Dr. Esposito and colleagues suggest that our follow-up studies may have been conducted too soon after liposuction to detect metabolic benefits. However, most of the beneficial metabolic effects observed in their patients were already present three months after liposuction, which is the same time our studies were performed. In addition, we found that liposuction did not improve glucose metabolism six months after surgery. Plasma glucose and insulin concentrations during an oral glucose-tolerance test performed six months after liposuction were the same as those before liposuction (unpublished data). Therefore, the timing of our follow-up studies does not explain why we did not see metabolic benefits.
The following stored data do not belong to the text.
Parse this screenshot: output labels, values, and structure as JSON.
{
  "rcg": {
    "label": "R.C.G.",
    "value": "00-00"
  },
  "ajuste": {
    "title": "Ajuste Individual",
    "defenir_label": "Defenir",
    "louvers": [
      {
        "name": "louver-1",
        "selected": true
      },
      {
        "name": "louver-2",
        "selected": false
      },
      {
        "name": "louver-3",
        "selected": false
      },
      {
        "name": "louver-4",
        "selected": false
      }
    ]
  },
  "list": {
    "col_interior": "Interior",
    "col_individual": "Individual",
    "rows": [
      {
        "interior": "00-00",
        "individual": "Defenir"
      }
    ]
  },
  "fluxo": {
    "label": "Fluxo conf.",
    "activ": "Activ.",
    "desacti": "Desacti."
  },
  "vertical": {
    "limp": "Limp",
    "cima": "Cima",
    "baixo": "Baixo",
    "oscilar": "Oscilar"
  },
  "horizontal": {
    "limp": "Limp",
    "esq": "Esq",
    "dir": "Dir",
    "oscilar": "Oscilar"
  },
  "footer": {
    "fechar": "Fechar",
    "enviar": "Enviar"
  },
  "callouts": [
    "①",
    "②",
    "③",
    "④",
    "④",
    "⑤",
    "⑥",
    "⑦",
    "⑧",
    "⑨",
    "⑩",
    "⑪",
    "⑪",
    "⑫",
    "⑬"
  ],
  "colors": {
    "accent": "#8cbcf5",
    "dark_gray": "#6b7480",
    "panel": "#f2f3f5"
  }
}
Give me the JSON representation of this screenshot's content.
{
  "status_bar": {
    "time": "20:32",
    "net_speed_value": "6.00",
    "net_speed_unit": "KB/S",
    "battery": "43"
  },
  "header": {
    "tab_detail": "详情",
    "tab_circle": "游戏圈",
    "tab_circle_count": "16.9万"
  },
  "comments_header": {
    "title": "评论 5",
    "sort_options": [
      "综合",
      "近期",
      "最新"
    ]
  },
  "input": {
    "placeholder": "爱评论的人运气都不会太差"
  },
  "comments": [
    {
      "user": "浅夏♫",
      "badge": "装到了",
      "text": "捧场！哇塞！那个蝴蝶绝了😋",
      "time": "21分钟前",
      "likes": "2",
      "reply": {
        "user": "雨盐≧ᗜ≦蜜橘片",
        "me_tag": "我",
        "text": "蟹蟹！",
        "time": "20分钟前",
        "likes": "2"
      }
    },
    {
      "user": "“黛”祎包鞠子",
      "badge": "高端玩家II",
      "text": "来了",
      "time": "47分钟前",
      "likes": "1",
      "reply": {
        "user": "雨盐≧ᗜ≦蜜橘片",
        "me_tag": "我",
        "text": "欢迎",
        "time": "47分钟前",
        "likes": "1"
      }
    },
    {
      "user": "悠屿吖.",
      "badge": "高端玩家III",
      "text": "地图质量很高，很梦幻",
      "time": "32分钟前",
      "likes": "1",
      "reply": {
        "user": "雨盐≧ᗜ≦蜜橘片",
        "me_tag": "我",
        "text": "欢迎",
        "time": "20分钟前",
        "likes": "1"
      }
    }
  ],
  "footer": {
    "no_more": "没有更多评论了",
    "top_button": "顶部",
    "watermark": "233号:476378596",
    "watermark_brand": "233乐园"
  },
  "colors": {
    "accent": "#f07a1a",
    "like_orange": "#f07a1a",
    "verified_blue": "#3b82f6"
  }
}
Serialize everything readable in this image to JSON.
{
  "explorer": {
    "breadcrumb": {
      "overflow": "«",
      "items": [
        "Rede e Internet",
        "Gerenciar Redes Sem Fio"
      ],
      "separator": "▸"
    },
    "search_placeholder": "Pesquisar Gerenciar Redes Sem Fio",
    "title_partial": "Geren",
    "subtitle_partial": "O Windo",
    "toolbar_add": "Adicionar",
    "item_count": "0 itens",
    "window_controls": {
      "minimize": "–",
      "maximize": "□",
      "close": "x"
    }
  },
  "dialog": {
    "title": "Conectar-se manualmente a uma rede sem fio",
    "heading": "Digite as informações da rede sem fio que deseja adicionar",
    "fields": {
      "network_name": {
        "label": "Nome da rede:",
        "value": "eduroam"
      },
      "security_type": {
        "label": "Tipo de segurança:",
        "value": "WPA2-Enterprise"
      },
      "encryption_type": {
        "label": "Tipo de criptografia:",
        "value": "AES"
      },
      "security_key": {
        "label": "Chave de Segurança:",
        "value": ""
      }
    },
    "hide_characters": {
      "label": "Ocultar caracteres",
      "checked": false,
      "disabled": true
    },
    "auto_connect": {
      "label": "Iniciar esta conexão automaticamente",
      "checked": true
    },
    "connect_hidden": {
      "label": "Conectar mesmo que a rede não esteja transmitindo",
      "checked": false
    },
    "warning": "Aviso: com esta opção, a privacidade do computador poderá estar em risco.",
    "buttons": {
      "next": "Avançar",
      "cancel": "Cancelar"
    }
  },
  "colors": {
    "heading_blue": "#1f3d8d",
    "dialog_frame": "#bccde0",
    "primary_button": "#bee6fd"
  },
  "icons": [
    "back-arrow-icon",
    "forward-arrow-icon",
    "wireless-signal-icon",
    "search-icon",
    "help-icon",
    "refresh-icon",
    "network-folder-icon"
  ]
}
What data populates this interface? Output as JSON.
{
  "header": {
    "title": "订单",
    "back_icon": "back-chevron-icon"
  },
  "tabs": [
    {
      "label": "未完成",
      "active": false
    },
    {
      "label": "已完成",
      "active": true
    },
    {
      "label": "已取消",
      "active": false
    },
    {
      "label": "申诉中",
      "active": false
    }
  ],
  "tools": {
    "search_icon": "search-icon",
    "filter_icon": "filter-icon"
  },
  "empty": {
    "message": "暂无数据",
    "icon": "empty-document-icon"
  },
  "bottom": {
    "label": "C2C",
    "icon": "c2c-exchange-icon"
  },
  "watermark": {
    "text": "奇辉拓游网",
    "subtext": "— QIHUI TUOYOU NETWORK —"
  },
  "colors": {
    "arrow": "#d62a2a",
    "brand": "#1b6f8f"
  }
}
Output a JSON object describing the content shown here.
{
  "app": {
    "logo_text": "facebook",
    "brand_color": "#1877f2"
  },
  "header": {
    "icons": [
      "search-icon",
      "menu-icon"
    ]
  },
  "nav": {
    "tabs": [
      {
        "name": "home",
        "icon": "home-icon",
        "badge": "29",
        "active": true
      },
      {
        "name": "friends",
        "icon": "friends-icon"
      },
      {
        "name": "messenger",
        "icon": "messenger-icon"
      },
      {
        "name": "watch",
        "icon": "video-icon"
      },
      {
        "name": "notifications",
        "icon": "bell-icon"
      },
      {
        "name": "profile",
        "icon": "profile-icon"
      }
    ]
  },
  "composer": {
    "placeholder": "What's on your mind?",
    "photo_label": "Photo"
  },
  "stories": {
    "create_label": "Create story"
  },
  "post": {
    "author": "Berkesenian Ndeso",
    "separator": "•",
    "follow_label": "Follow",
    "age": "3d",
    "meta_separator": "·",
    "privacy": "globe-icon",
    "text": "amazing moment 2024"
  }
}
We made a considerable effort to prevent changes in lifestyle that often occur when patients become "motivated" after liposuction, because even small changes in diet and activity can improve insulin sensitivity.
Most of the data presented by Dr. Busetto and colleagues at 180 days after liposuction, such as plasma leptin, C-reactive protein, and interleukin-6 concentrations, are consistent with our results. Surprisingly, insulin resistance, determined by the homeostasis-model assessment of insulin sensitivity, decreased within three days after liposuction in their patients, despite an increase in inflammatory markers and a decrease in plasma adiponectin concentration, changes that are normally associated with an increase in insulin resistance. However, the homeostasis-model assessment is not as reliable a measure of insulin sensitivity as is the euglycemic–hyperinsulinemic clamp procedure performed in our study.
Samuel Klein, M.D.
Washington University School of Medicine
St. Louis, MO 63110
References
Boden G. Role of fatty acids in the pathogenesis of insulin resistance and NIDDM. Diabetes 1997;46:3-10.
Nielsen S, Guo ZK, Johnson CM, Hensrud DD, Jensen MD. Splanchnic lipolysis in human obesity. J Clin Invest 2004;113:1582-1588.
Klein S. The case of visceral fat: argument for the defense. J Clin Invest 2004;113:1530-1532.
Thorne A, Lonnqvist F, Apelman J, Hellers G, Arner P. A pilot study of long-term effects of a novel obesity treatment: omentectomy in connection with adjustable gastric banding. Int J Obes Relat Metab Disord 2002;26:193-199.